Steve Omohundro’s talk at today’s Singularity Summit made the case that a self-improving machine would be a rational economic actor, seeking to eliminate biases that get in the way of maximizing its utility function. Omohundro threw in one purely speculative method of self-preservation — “energy encryption” — by which he meant that an entity’s energy would be “encrypted” such that it could not be used by another entity that attacks in order to get access to more energy.
I note “energy encryption” here because it sounds neat but seems impossible and I can find no evidence of use in this way before Omohundro (there is a crypto library with the name).
The “seems impossible” part perhaps means the concept should not be mentioned again outside a science fantasy context, but I realized the concept could perhaps be used with artistic license to describe something that has evolved in a number of animals — prey that is poisonous, or tastes really bad. What’s the equivalent for the hypothetical Jupiter Brain in a dangerous part of the galaxy? A stock of antimatter?
I also found one of Omohundro’s other self-preservation strategies slightly funny in the context of this summit — a self-aware AI will (not should, but as a consequence of being a rational actor) protect its utility function (“duplicate it, replicate it, lock it in safe place”), for if the utility function changes, its actions make no sense. So, I guess the “most important question facing humanity” is taken care of. The question, posed by the Singularity Institute for Artificial Intelligence, organizer of the conference:
How can one make an AI system that modifies and improves itself, yet does not lose track of the top-level goals with which it was originally supplied?
I suppose Omohundro did not intend this as a dig at his hosts (he is an advisor to SIAI) and that my interpretation is facile at best.

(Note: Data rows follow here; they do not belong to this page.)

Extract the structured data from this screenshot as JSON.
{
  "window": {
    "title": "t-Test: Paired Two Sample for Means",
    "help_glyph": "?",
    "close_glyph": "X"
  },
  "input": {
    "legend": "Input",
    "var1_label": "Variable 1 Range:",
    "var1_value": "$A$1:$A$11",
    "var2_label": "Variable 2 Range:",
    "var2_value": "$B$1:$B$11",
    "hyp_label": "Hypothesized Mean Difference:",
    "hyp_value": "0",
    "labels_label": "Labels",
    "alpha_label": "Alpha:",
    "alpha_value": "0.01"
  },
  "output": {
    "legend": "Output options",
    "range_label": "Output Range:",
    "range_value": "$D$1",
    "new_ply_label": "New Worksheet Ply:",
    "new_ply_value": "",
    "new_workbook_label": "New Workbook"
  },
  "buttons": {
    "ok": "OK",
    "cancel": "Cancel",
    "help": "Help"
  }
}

Addendum: Today Eliezer Yudkowsky said something like Omohundro is probably right about goal preservation, but current decision theory doesn’t work well with self-improving agents, and it is essentially Yudkowsky’s (SIAI) research program to develop a “reflective decision theory” such that one can prove that goals will be preserved. (This is my poor paraphrasing. He didn’t say the words “reflective decision theory”, but see hints in a description of SIAI research and a SL4 message.)